L’œil de Léonie s’arrondit :

— Et de quoi, mon Dieu ? J’espère qu’il s’agissait d’excuses...

— Jugez vous-même !

Le bref échange de paroles était resté si présent à son esprit que Charlotte n’en omit aucune. Elle put en suivre d’ailleurs l’effet sur le visage mobile de sa cousine. Un « Oh ! » d’indignation échappa à celle-ci quand elle répéta « Je ne renoncerai jamais ! ».En revanche, l’intervention inattendue de Saint-Forgeat parut la plonger dans un abîme de réflexions :

— Quel drôle de garçon ! fit-elle enfin. Il refuse l’idée que l’on clabaude sur vous et sur cette brute mais pas celle de vous dépouiller de vos biens y compris la totalité de vos bijoux, réels ou supposés. Si l’on ajoute qu’il vous a jadis sauvé la vie dans les jardins de Fontainebleau, on arrive à un résultat qui donne à penser. Peut-être n’est-il pas, comme nous le pensions, l’obéissant toutou du chevalier de Lorraine ?

Elle aurait sans doute apprécié à sa juste valeur l'explosion de colère qu’au même moment ledit Saint-Forgeat était en train de déverser sur la tête de son « grand ami » dans un bosquet écarté du parc de Saint-Cloud. La nouvelle du saccage subi par l’hôtel de Fontenac, si elle ne l’avait pas poussé à accompagner sa femme sur les lieux, l’avait mis hors de lui :

— Ne t’avais-je pas dit, chevalier, que je m’étais attaché à cette maison où je me trouvais bien et toi, sous le prétexte de chercher une poignée de pierres précieuses, tu la mets au pillage de la cave au grenier ? La description qu’on en fait est proprement scandaleuse ! Sans compter ce que ta bande de truands s’est octroyée ! Peut-être encouragée par toi ? ...

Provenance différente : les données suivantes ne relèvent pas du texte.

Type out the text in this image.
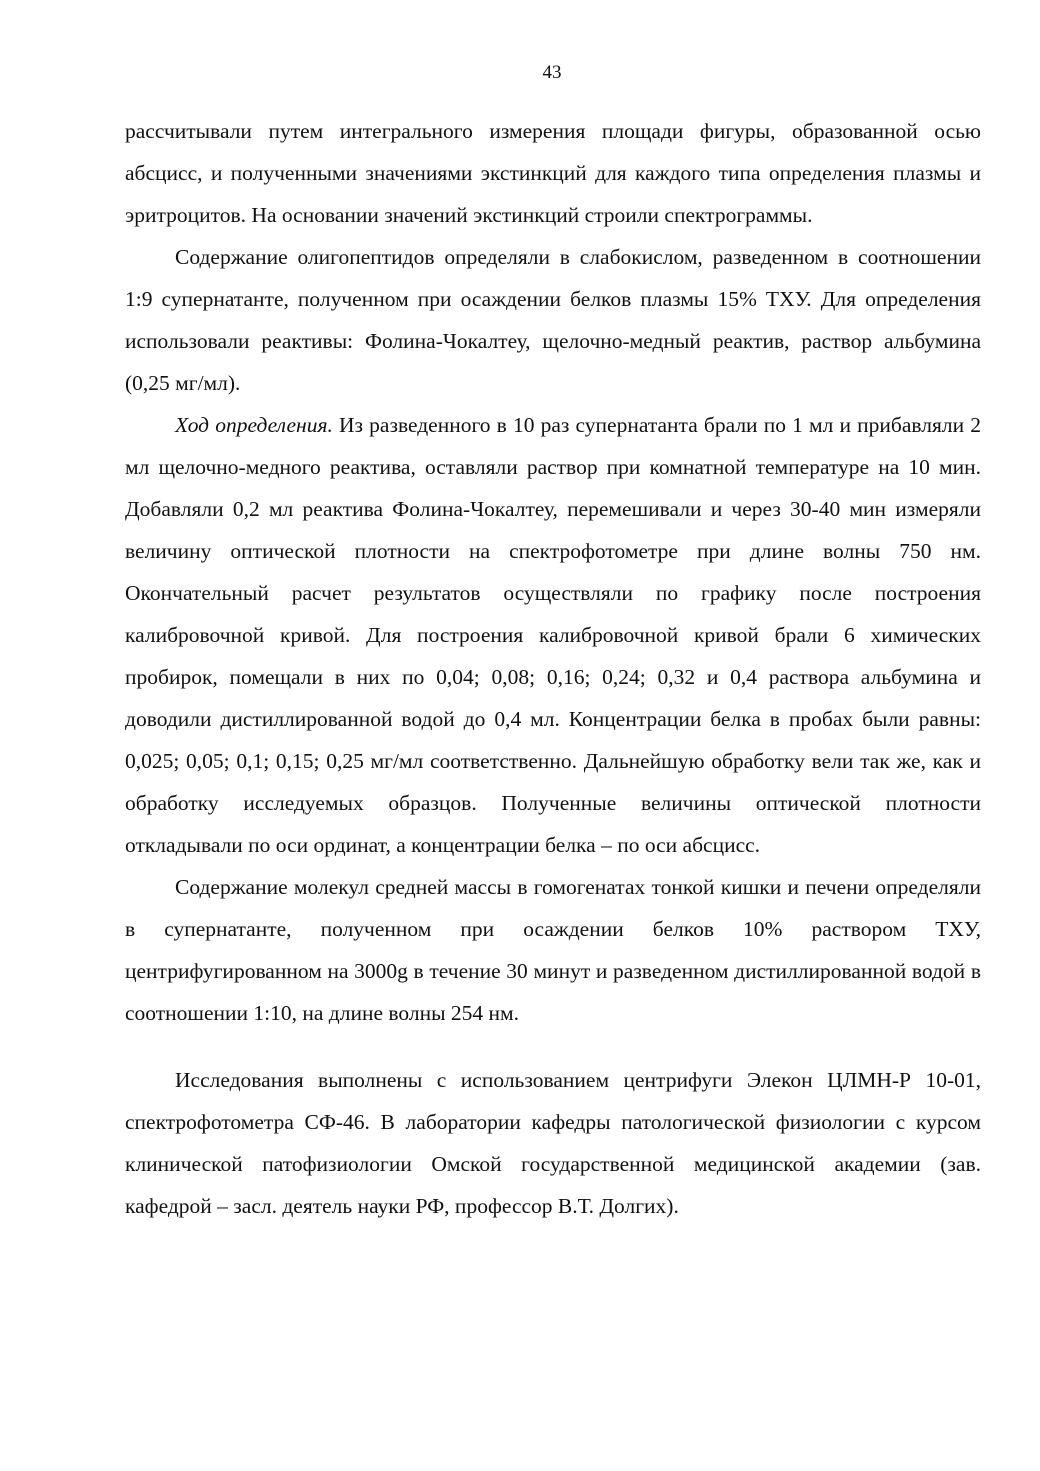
43

рассчитывали путем интегрального измерения площади фигуры, образованной осью абсцисс, и полученными значениями экстинкций для каждого типа определения плазмы и эритроцитов. На основании значений экстинкций строили спектрограммы.

Содержание олигопептидов определяли в слабокислом, разведенном в соотношении 1:9 супернатанте, полученном при осаждении белков плазмы 15% ТХУ. Для определения использовали реактивы: Фолина-Чокалтеу, щелочно-медный реактив, раствор альбумина (0,25 мг/мл).

Ход определения. Из разведенного в 10 раз супернатанта брали по 1 мл и прибавляли 2 мл щелочно-медного реактива, оставляли раствор при комнатной температуре на 10 мин. Добавляли 0,2 мл реактива Фолина-Чокалтеу, перемешивали и через 30-40 мин измеряли величину оптической плотности на спектрофотометре при длине волны 750 нм. Окончательный расчет результатов осуществляли по графику после построения калибровочной кривой. Для построения калибровочной кривой брали 6 химических пробирок, помещали в них по 0,04; 0,08; 0,16; 0,24; 0,32 и 0,4 раствора альбумина и доводили дистиллированной водой до 0,4 мл. Концентрации белка в пробах были равны: 0,025; 0,05; 0,1; 0,15; 0,25 мг/мл соответственно. Дальнейшую обработку вели так же, как и обработку исследуемых образцов. Полученные величины оптической плотности откладывали по оси ординат, а концентрации белка – по оси абсцисс.

Содержание молекул средней массы в гомогенатах тонкой кишки и печени определяли в супернатанте, полученном при осаждении белков 10% раствором ТХУ, центрифугированном на 3000g в течение 30 минут и разведенном дистиллированной водой в соотношении 1:10, на длине волны 254 нм.

Исследования выполнены с использованием центрифуги Элекон ЦЛМН-Р 10-01, спектрофотометра СФ-46. В лаборатории кафедры патологической физиологии с курсом клинической патофизиологии Омской государственной медицинской академии (зав. кафедрой – засл. деятель науки РФ, профессор В.Т. Долгих).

Assis sur un banc, le beau Philippe haussa ses larges épaules admirablement accommodées de brocart corail et, du bout de sa longue canne, se mit à dessiner sur le sable de l’allée :

— Si tu avais fait ce qu’il fallait pendant que tu étais là-bas nous n’aurions pas eu à en venir là ! Tu as eu largement le temps alors que nous ne disposions que d’une nuit à peine...

— Nous ? Parce que tu y étais ?

— Naturellement ! On ne lâche pas une dizaine d’hommes de main dans une maison sans les surveiller. Je tenais - pour t’être agréable ! - que les domestiques ne soient pas molestés. On s’est contentés de les ficeler et de les enfermer dans la cuisine. Après quoi...

— Le mot d’ordre était « En avant le carnage » ? Et non seulement on a fait chou blanc, mais on s’est servis copieusement sur les plus beaux objets ! Dont une magnifique argenterie aux armes qui me plaisait infiniment ! Il y avait aussi...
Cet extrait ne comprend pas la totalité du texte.